Atual - O empregado diagnosticado com câncer possui estabilidade? 

Enzo Pellegrino - Teoricamente, o câncer não gera garantia de emprego ao empregado, o que significa dizer que ele pode ser demitido sem justa causa mesmo que esteja doente. No entanto, há duas situações que impedem essa demissão: 1. Caso o câncer tenha como causa as atividades do empregado (ex.: o trabalhador tem contato direto com agrotóxicos em seu emprego e surge em seu organismo câncer relacionado com essas substâncias), pois nesse caso se trataria de doença ocupacional e ele teria estabilidade; e 2. Quando essa demissão é motivada exclusivamente pelo fato de o empregado estar doente, pois se trataria de dispensa discriminatória.

Atual - Quais outras doenças ou condições que geram estabilidade?

Enzo Pellegrino - Qualquer acidente de trabalho que gere afastamento do empregado por mais de 15 dias, com percebimento de auxílio-doença acidentário, gera estabilidade de 12 meses ao trabalhador. Em alguns casos, as empresas não emitem a CAT (comunicação de acidente de trabalho) e o trabalhador acaba recebendo o auxílio doença comum, hoje renomeado como “auxílio por incapacidade temporária”, e sobraria a ele a alternativa de buscar o Judiciário para reconhecimento da ocorrência do acidente. Nesse ponto, nossa lei equipara as doenças ocupacionais (as que ocorrem em razão do exercício das funções do empregado) ao acidente de trabalho, então qualquer doença que esteja relacionada ao trabalho pode gerar estabilidade ao empregado.
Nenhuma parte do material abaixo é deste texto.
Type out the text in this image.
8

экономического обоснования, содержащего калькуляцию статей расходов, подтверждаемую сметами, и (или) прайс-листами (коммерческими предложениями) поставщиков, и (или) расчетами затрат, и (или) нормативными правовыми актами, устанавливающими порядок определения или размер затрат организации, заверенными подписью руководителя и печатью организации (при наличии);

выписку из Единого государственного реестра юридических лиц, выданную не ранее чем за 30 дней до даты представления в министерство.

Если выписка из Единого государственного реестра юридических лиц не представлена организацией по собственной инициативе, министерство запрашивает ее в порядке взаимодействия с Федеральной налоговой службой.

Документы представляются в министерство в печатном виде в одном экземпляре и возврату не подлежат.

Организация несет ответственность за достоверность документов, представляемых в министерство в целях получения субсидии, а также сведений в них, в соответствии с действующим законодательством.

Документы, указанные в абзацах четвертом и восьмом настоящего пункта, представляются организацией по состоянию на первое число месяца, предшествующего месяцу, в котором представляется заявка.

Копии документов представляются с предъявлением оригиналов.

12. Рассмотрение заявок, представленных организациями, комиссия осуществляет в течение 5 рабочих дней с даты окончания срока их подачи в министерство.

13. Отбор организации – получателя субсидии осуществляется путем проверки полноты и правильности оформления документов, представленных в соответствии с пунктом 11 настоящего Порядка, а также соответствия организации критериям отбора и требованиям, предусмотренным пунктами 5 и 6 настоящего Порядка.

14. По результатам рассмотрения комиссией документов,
Essa distinção entre doença comum e doença ocupacional é muito importante porque define se o empregado terá ou não a estabilidade e, além disso, o empregado afastado por doença ocupacional tem direito a receber FGTS durante todo o período de afastamento, o que não ocorre em se tratando de doença que não seja relacionada ao trabalho.

Atual - Quando a demissão de um empregado doente pode ser enquadrada como discriminatória?

Enzo Pellegrino - Segundo nossa lei, “[…] é proibida a adoção de qualquer prática discriminatória e limitativa para efeito de acesso à relação de trabalho, ou de sua manutenção, por motivo de sexo, origem, raça, cor, estado civil, situação familiar, deficiência, reabilitação profissional, idade, entre outros […]” (art. 1º da Lei 9.029/1995). O texto é bastante claro e abrangente, e significa dizer que qualquer demissão que seja por algum desses motivos será presumida como discriminatória para todos os fins. Tratando-se do empregado adoecido, a dispensa será discriminatória quando for motivada exatamente pelo fato de estar doente, sem qualquer outra justificativa, pelo que não seria demitido se estivesse saudável.

Atual - Uma demissão nesse contexto dá margem para uma ação indenizatória?

Enzo Pellegrino - Sim! Inicialmente, vale ressaltar que nossa lei (Súmula 443 do TST) presume discriminatória a despedida de empregado portador de doença grave que suscite estigma ou preconceito. Isso é importante porque interfere no ônus da prova (a quem incumbe provar as alegações), uma vez que, sendo presumida a discriminação, caberia ao empregador a comprovação de sua inexistência.

Tratando-se de dispensa discriminatória, o empregado pode pleitear a reintegração ao emprego, indenização por danos morais e até mesmo pagamento em dobro de todos os salários devidos durante o período de afastamento.